In [43]:
import numpy as np
import os
import glob
from tqdm import tqdm
import xarray as xr

In [49]:
filelist = sorted(glob.glob(
    os.path.join(
        "/data0/datasets/weatherbench/data/weatherbench/era5/2.8125deg",
        "2m_temperature",
        "*.nc"
    )
))

In [50]:
xarr = None
for fi in filelist:
    if xarr is None:
        xarr = xr.open_dataset(fi)
    else:
        xarr = xr.concat((xarr, xr.open_dataset(fi)), dim="time")

In [54]:
lats = xarr.lat.data
lons = xarr.lon.data

In [90]:
# PRISM bounds
bottom = 24.10
top = 49.94
left = 234.98
right = 293.48

In [97]:
train_data = xarr.sel({
    "time": slice("1981-01-01", "2015-12-31"),
    "lat": slice(bottom, top),
    "lon": slice(left, right)
})
cropped_lats = train_data.lat.data
cropped_lons = train_data.lon.data

train_data = train_data.resample(time="1D").max(dim="time")
train_mean = train_data.mean(dim="time")["t2m"].data
train_std = train_data.std(dim="time")["t2m"].data
train_narr = train_data["t2m"].data

In [101]:
val_data = xarr.sel({
    "time": slice("2016-01-01", "2016-12-31"),
    "lat": slice(bottom, top),
    "lon": slice(left, right)
})
val_data = val_data.resample(time="1D").max(dim="time")
val_mean = val_data.mean(dim="time")["t2m"].data
val_std = val_data.std(dim="time")["t2m"].data
val_narr = val_data["t2m"].data

In [102]:
test_data = xarr.sel({
    "time": slice("2017-01-01", "2018-12-31"),
    "lat": slice(bottom, top),
    "lon": slice(left, right)
})
test_data = test_data.resample(time="1D").max(dim="time")
test_mean = test_data.mean(dim="time")["t2m"].data
test_std = test_data.std(dim="time")["t2m"].data
test_narr = test_data["t2m"].data

In [104]:
with open("/data0/datasets/prism/era5_cropped/train.npz", "wb") as f:
    np.savez(f, data=train_narr, mean=train_mean, std=train_std)

In [105]:
with open("/data0/datasets/prism/era5_cropped/val.npz", "wb") as f:
    np.savez(f, data=val_narr, mean=val_mean, std=val_std)

In [106]:
with open("/data0/datasets/prism/era5_cropped/test.npz", "wb") as f:
    np.savez(f, data=test_narr, mean=test_mean, std=test_std)

In [107]:
with open("/data0/datasets/prism/era5_cropped/coords.npz", "wb") as f:
    np.savez(f, lat=cropped_lats, lon=cropped_lons)

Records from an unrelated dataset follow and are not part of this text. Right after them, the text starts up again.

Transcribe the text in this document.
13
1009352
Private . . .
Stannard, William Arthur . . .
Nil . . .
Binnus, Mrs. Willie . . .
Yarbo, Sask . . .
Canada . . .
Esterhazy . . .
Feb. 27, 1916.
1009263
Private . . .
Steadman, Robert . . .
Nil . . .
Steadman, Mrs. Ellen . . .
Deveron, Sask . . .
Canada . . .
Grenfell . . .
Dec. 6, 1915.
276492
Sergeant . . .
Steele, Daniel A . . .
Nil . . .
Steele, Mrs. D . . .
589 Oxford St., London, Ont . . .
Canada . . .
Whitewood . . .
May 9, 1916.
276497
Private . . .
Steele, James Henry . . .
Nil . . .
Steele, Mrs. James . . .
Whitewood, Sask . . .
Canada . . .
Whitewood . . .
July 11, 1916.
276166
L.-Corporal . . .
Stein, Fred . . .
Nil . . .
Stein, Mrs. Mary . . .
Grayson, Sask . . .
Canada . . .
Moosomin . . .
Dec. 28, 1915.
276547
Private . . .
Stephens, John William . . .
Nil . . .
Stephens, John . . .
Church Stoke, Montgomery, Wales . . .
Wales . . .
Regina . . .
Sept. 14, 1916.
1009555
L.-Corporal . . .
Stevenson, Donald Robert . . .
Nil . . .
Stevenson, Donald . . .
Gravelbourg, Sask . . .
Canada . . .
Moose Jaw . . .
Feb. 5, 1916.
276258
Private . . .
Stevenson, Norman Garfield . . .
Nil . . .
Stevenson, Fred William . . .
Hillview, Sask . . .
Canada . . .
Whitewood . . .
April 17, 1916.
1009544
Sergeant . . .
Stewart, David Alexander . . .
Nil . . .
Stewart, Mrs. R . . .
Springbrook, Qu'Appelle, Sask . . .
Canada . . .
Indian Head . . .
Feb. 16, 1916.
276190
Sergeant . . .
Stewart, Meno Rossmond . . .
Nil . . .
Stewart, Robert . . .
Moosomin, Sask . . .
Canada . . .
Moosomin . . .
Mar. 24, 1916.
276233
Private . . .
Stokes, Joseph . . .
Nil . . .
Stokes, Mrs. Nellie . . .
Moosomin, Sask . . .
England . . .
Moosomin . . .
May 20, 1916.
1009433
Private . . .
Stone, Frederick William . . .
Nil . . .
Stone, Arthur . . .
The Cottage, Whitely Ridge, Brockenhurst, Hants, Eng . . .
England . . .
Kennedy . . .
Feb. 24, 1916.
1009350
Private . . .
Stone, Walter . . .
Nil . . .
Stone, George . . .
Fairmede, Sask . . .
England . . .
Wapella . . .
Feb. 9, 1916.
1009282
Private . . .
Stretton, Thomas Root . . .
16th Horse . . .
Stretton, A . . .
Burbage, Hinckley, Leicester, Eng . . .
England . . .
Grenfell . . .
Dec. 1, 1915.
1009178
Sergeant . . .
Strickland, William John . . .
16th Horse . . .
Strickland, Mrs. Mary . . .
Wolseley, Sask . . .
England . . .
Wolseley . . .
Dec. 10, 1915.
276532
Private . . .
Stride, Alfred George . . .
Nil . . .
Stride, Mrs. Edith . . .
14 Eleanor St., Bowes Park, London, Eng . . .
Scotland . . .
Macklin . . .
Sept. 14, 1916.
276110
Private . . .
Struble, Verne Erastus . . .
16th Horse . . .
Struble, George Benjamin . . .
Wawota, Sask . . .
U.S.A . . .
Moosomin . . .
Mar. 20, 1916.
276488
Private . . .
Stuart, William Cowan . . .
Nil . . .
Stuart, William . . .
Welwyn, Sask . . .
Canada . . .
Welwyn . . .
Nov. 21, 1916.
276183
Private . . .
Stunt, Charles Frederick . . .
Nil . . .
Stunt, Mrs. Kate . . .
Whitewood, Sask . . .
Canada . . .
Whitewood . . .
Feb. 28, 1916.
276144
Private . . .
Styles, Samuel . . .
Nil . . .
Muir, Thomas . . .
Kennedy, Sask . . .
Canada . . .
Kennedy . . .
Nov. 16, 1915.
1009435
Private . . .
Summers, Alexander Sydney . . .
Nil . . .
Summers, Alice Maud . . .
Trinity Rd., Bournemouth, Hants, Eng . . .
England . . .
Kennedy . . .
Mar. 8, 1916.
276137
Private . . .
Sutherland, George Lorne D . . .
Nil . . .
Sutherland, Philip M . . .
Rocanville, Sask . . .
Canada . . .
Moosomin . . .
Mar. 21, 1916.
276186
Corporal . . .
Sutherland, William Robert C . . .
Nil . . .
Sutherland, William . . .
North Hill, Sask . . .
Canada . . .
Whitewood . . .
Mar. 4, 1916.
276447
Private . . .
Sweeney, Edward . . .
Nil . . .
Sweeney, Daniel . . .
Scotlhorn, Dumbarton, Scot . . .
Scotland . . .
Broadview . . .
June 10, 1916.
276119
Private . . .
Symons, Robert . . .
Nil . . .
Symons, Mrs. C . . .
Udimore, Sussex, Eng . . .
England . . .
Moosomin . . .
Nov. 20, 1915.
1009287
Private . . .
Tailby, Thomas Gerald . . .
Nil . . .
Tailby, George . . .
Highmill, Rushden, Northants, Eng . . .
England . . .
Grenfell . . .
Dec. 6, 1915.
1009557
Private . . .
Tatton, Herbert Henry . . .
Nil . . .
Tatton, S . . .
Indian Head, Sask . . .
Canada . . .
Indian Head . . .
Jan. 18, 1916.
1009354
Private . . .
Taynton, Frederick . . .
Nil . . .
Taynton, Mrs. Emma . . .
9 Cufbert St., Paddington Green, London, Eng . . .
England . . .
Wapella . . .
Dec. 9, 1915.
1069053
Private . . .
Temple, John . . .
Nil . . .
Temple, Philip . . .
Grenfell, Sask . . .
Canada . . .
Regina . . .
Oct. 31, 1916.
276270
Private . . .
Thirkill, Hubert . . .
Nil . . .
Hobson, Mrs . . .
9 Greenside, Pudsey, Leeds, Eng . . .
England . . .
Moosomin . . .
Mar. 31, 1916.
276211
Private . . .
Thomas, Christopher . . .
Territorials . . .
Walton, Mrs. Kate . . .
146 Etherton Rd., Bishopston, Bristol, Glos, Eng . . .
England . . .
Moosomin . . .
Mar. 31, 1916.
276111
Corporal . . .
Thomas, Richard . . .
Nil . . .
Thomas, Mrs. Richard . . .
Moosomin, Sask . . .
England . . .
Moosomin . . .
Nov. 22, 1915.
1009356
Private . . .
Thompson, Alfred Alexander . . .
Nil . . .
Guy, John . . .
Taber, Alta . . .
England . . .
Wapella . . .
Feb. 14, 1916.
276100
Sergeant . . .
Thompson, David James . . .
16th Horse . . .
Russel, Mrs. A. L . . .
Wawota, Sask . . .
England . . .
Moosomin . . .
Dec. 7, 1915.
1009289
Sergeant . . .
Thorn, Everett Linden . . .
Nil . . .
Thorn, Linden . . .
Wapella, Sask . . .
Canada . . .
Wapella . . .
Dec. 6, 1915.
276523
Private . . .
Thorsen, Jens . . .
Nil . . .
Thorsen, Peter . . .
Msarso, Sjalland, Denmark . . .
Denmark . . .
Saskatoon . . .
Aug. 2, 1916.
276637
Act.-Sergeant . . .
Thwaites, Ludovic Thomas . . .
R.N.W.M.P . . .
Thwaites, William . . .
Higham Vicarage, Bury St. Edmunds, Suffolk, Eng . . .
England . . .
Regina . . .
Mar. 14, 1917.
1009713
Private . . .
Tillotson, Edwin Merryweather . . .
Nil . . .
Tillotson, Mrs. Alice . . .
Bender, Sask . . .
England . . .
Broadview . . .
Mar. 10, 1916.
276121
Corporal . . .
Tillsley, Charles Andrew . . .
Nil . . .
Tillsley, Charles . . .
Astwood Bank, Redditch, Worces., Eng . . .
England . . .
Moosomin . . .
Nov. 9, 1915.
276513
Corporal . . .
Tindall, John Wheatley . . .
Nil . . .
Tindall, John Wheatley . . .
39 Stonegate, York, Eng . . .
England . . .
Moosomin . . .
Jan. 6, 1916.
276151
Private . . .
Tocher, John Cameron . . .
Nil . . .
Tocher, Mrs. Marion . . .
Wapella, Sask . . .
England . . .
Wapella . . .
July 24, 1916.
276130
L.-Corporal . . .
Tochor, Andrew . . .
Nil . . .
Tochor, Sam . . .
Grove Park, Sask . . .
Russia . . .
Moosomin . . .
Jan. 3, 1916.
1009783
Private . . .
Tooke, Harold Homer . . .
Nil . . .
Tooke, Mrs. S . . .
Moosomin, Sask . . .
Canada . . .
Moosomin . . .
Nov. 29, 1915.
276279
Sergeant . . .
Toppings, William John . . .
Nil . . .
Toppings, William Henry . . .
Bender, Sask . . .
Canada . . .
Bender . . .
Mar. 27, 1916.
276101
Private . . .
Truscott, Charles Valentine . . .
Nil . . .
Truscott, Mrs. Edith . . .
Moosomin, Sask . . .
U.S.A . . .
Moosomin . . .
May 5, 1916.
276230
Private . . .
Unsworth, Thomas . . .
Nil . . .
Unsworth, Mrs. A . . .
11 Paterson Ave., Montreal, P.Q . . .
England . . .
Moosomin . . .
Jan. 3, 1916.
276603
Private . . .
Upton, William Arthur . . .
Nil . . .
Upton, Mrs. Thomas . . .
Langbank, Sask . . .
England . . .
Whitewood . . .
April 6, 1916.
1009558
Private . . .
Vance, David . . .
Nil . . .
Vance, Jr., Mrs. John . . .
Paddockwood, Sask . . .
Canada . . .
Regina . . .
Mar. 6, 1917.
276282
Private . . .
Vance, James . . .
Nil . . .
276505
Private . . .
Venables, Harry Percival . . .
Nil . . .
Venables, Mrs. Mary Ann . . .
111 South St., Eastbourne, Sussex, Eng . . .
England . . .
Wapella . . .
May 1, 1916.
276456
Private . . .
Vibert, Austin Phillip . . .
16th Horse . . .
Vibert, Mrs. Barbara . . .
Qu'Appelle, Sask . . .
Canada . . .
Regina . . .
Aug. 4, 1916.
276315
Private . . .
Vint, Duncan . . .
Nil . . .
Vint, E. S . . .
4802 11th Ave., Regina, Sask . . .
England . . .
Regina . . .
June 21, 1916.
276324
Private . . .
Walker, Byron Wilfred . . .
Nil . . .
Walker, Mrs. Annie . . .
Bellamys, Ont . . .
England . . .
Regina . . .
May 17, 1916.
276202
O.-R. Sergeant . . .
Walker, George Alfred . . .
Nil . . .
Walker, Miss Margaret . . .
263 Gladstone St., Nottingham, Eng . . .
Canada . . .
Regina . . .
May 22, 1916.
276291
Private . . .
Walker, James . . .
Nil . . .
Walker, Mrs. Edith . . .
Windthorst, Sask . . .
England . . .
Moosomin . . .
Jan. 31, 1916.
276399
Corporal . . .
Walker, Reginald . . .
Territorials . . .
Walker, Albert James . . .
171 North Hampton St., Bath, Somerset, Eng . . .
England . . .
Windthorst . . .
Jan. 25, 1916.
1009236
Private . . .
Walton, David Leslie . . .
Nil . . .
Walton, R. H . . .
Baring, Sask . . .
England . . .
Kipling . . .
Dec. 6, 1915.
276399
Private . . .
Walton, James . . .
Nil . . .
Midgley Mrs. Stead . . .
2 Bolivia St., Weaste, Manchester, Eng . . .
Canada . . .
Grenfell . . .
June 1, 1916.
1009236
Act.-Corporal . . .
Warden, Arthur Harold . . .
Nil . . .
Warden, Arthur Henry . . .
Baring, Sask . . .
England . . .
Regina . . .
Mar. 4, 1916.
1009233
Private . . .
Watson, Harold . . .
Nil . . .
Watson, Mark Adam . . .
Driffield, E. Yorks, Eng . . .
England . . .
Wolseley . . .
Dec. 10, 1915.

The below does not work because for some reason the number of days is off.

In [45]:
# root = os.environ["ERA5_2DEG"]
# lats = np.load(os.path.join(root, "lat.npy"))
# lons = np.load(os.path.join(root, "lon.npy"))

In [46]:
# def process(split):
#     file_list = glob.glob(os.path.join(root, split, "*.npz"))
#     conus_data = []
#     for fi in tqdm(file_list):
#         if not fi.endswith("climatology.npz"):
#             npz = np.load(fi)
#             arr = npz["2m_temperature"]
#             cropped = arr[:,0,y:yy,x:xx]
#             conus_data.append(cropped)
#     conus_data = np.concatenate(conus_data)
#     days = []
#     for i in range(0, len(conus_data), 24):
#         j = min(i+24, len(conus_data))
#         days.append(conus_data[i:j])
#     days = np.stack(days)
#     daily_max_t2m = np.max(days, axis=1)
#     with open(f"/data0/datasets/prism/era5_cropped/{split}.npy", "wb") as f:
#         np.save(f, daily_max_t2m)
#     return daily_max_t2m

PRISM data is in EST, ERA5 is in UTC, which is 4 hours ahead, so we should skip the first four hours to offset by 4 and then drop the last day (since it won't be a full 24 hours). I'm not going to do this though because I don't have the time to figure it out.